Building Your College List

When we help Juniors build their college lists, we talk a lot about priorities. “What are your top priorities for your undergrad years? What factors matter most to you?” And it’s fascinating to see the range of responses we receive! And while we feel whole-heartedly that each student must keep their own priorities front and center, we also steer students in a direction that we know is more likely to led to a successful college experience. Here are a few of the best reasons to choose a college:

1. A strong program in your major
Some students treat the college search like vacation planning, prioritizing a beautiful campus, nice weather and good food. While these things can contribute to a wonderful experience, we remind students that college is not an isolated phase in life, nor a 4-year vacation. Rather, it is a time to get an education that (hopefully) leads to a career.  The job world is competitive, so above all, your primary focus should be to attain the best preparation possible in your chosen field. The colleges you consider should not only offer excellent classes for your major, but also internships and practical experience.
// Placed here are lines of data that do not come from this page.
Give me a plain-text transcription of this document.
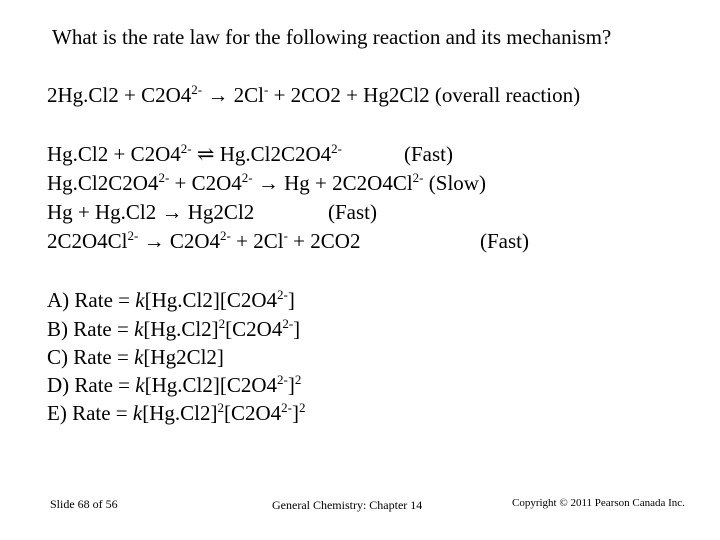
What is the rate law for the following reaction and its mechanism?
$2Hg.Cl2 + C2O4^{2-} \to 2Cl^- + 2CO2 + Hg2Cl2$ (overall reaction)
$Hg.Cl2 + C2O4^{2-}$ ⇌ $Hg.Cl2C2O4^{2-}$	(Fast)
$Hg.Cl2C2O4^{2-} + C2O4^{2-} \to Hg + 2C2O4Cl^{2-}$ (Slow)
Hg + Hg.Cl2 → Hg2Cl2	(Fast)
$2C2O4Cl^{2-} \to C2O4^{2-} + 2Cl^- + 2CO2$	(Fast)
A) Rate = $k[Hg.Cl2][C2O4^{2-}]$
B) Rate = $k[Hg.Cl2]^2[C2O4^{2-}]$
C) Rate = k[Hg2Cl2]
D) Rate = $k[Hg.Cl2][C2O4^{2-}]^2$
E) Rate = $k[Hg.Cl2]^2[C2O4^{2-}]^2$
Slide 68 of 56	General Chemistry: Chapter 14	Copyright © 2011 Pearson Canada Inc.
So I recommend beginning your search by determining which colleges actually have the major you are considering. What if you haven’t chosen a major? That’s ok – just be sure your colleges have at least several majors that appeal to you, or an exploratory program to help you discern your major.

2. The teaching matches your learning style
Colleges vary drastically in how their classes are structured, and sometimes there is a great deal of variation within a college.  Generally though, at smaller colleges you can expect smaller classes with more discussion. At larger colleges you can expect big lectures halls, with minimal student participation. Start by thinking about how you’ve learned best while in high school. When the teacher holds a class discussion, are you the one always raising your hand? Or do you prefer to sit quietly and take notes? Do you learn better by participating or by listening? Are you a hands-on learner? Or do you love to read and research? Once you’ve identified your learning style, focus on colleges where most classes will be taught in a similar manner.

3. You fit in there
This is a place where you’ll be spending the next 4-5 years of your life, so it’s critical that you can easily feel like a part of the community.  Start by looking closely at yourself and identifying what type of people you want to surround yourself with. Then, pay attention to the type of students each college is known for. For example, some colleges, like Reed and Berkeley, are known for students who are ambitious and competitive, while colleges like UC Santa Cruz and Goucher tend to attract students who value more social/academic balance. Colleges like University of Richmond and Vanderbilt have more politically conservative students, while places like Columbia and Bard are decidedly liberal. Target the colleges with students you’d feel most comfortable around. When you visit, look around and ask yourself, “Would I fit in here?” Try to imagine eating lunch with the other students, or studying in the library.